L’anti-démocratie, déjà très répandue, gagne encore plus d’espace en Algérie. Dans le sillage d’une note bizarroïde de l’octogénaire Hocine Ait-Ahmed où il réclamait clairement des têtes de cadres qui refusent la désolante domestication de leur parti, pour lequel ils militent en Algérie et non en Suisse, et pour avoir osé des analyses différentes à celles de l’actuelle direction du FFS, publiées dans la presse nationale, l’ancien Premier secrétaire national, Karim Tabbou et le représentant du FFS à l’étranger, Samir Bouakouir, vient d’être punis. Avec Ali Laskri, et après la déshonorante participation dans le scrutin du 10 mai contre l’avis de la base militante, il fallait s’attendre à de telles pratiques de la part de cette direction.

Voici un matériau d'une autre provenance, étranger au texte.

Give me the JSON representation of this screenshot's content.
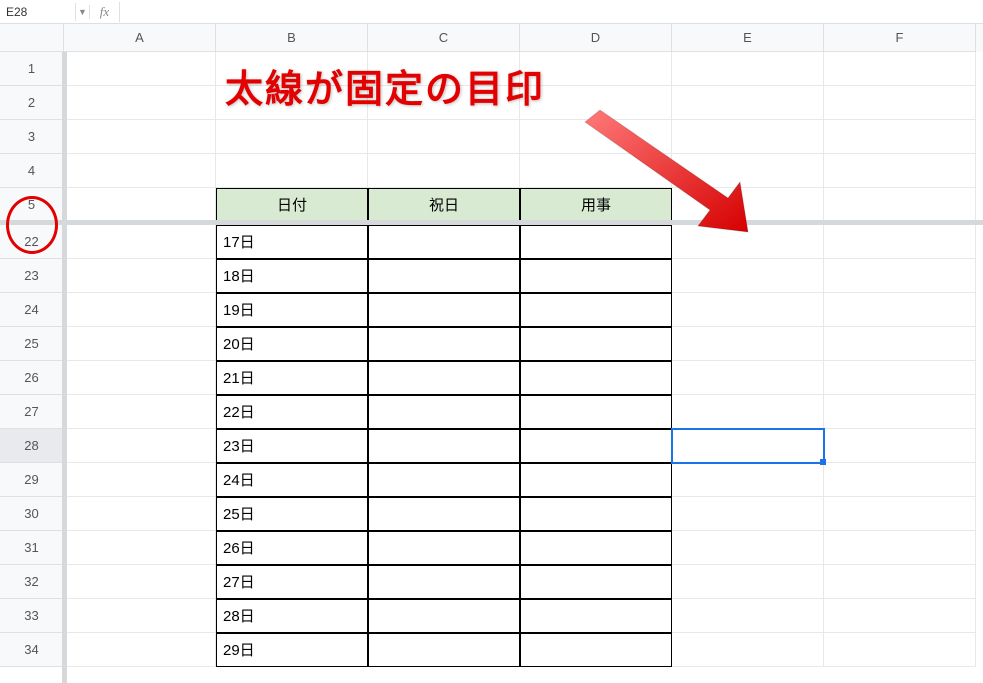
{
  "namebox": {
    "value": "E28",
    "fx": "fx"
  },
  "columns": [
    "A",
    "B",
    "C",
    "D",
    "E",
    "F"
  ],
  "frozenRows": [
    "1",
    "2",
    "3",
    "4",
    "5"
  ],
  "bodyRows": [
    "22",
    "23",
    "24",
    "25",
    "26",
    "27",
    "28",
    "29",
    "30",
    "31",
    "32",
    "33",
    "34"
  ],
  "tableHeaders": {
    "b": "日付",
    "c": "祝日",
    "d": "用事"
  },
  "tableData": {
    "22": "17日",
    "23": "18日",
    "24": "19日",
    "25": "20日",
    "26": "21日",
    "27": "22日",
    "28": "23日",
    "29": "24日",
    "30": "25日",
    "31": "26日",
    "32": "27日",
    "33": "28日",
    "34": "29日"
  },
  "annotation": "太線が固定の目印",
  "activeCell": {
    "col": "E",
    "row": "28"
  }
}
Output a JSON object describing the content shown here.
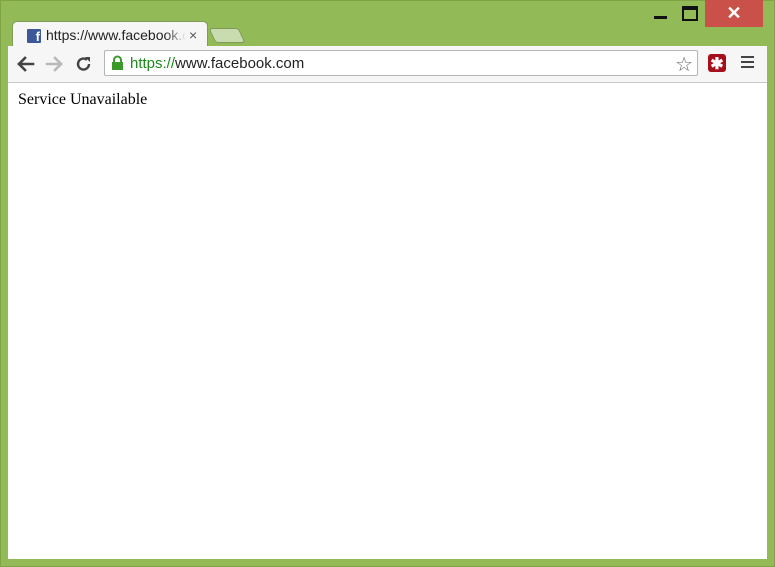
{
  "window": {
    "controls": {
      "minimize_icon": "minimize-icon",
      "maximize_icon": "maximize-icon",
      "close_icon": "close-icon",
      "close_label": "✕",
      "close_color": "#c9514a"
    },
    "frame_color": "#92ba56"
  },
  "tabs": [
    {
      "title": "https://www.facebook.com",
      "favicon": "facebook-icon",
      "close_label": "×",
      "active": true
    }
  ],
  "toolbar": {
    "back_icon": "back-arrow-icon",
    "forward_icon": "forward-arrow-icon",
    "reload_icon": "reload-icon",
    "address": {
      "scheme": "https://",
      "host": "www.facebook.com",
      "secure_icon": "lock-icon",
      "scheme_color": "#1a8a1a"
    },
    "bookmark_icon": "star-icon",
    "bookmark_label": "☆",
    "extension_icon": "lastpass-icon",
    "extension_label": "✱",
    "menu_icon": "hamburger-menu-icon"
  },
  "page": {
    "body_text": "Service Unavailable"
  }
}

Le FFS et l’abandon de l’opposition

Pour ceux qui s’intéressent à l’actualité de ce parti, la lecture du quotidien El Watan d’hier (29 mai) et d’aujourd’hui (30 mai) est indispensable pour comprendre ce qui s’y déroule. Après la désolation et l’écœurement, on comprend que le FFS, par la hideuse voix de sa direction, réclame une place dans une alliance présidentielle – cela est d’autant plus plausible que le FFS n’a pas vraiment un programme. Le 29 mai, El Watan publie un entretien d’Ali Laskri. On le devine, l’entretien était accordé à Nadjia Bouaricha. Un mot d’abord sur celle-ci. Malgré ses qualités éminentes, eu égard au niveau dégradé de la presse algérienne, cette journaliste a un énorme défaut : elle déifie Hocine Ait-Ahmed, descendant d’un marabout qui veut ressusciter, comme Bouteflika, le maraboutisme en Algérie. C’est ainsi que le jour du scrutin législatif passé, le 10 mai, Nadjia Bouaricha invite les Algériens dans les colonnes d’El Watan, et à rebours de ses confrères, à participer dans les élections. Elle a écrit : «Participer et se risquer à se faire une nouvelle fois abuser par le pouvoir, mais avec la satisfaction d’avoir dit son mot, ou boycotter et rester en retrait de cet avenir commun qu’il nous faudra pourtant construire ensemble.» Comme Ait-Ahmed, elle trouve donc la participation meilleure que le boycott. Mais les Algériens, selon les chiffres du régime lui-même, ont boudé cet appel et celui du sénile Ait-Ahmed…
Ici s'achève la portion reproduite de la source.